Police in Nigeria reversed course and now say that protesters are free to demonstrate in the capital Abuja.  This comes after the uproar caused by the police commissioner’s ban on demonstrations calling on the government to do more to recover the more than 200 schoolgirls kidnapped by Islamist insurgents.

Commissioner Joseph Mbu on Monday appeared to forbid protests, claiming that they posed “a serious security threat” and because of intelligence that there was “infiltration and hijack of otherwise innocuous and peaceful protests by some criminal elements having links with insurgents”.   Past protests often targeted the perceived indifference of President Goodluck Jonathan. 

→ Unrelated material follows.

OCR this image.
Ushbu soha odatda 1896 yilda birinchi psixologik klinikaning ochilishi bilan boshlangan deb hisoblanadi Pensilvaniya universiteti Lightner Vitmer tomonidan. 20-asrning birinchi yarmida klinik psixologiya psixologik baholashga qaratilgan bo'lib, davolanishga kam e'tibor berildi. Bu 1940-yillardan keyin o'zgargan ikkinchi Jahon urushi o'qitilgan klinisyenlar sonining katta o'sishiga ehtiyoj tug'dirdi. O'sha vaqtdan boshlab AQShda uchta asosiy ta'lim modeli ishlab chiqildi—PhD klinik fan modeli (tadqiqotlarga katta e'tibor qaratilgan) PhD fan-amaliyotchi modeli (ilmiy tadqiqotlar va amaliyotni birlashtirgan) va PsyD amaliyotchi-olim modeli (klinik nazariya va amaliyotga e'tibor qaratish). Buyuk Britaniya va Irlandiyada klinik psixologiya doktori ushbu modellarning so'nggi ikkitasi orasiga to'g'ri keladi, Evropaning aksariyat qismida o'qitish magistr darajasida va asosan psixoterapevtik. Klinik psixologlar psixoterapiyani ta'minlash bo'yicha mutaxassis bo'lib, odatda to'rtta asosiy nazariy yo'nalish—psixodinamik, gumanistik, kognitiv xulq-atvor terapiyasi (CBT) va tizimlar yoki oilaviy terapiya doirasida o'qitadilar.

Leaders of the #BringBackOurGirls movement said they would challenge the ban in court, and on Tuesday filed a complaint.  Mbu changed his tune on Tuesday.

“The Force has not issued any order banning peaceful assemblies or protests anywhere in Nigeria,” Mba said, adding the caveat that “citizens are strongly advised to reconsider their positions on the issues of rallies and protests in (Federal Capital Territory) until the existing threats are appropriately neutralized.”

The Islamist group Boko Haram kidnapped the teenage girls from their boarding school in Chibok town in Nigeria’s northeast on 14 April.  Boko Haram’s leader threatened to sell them across the border as slaves.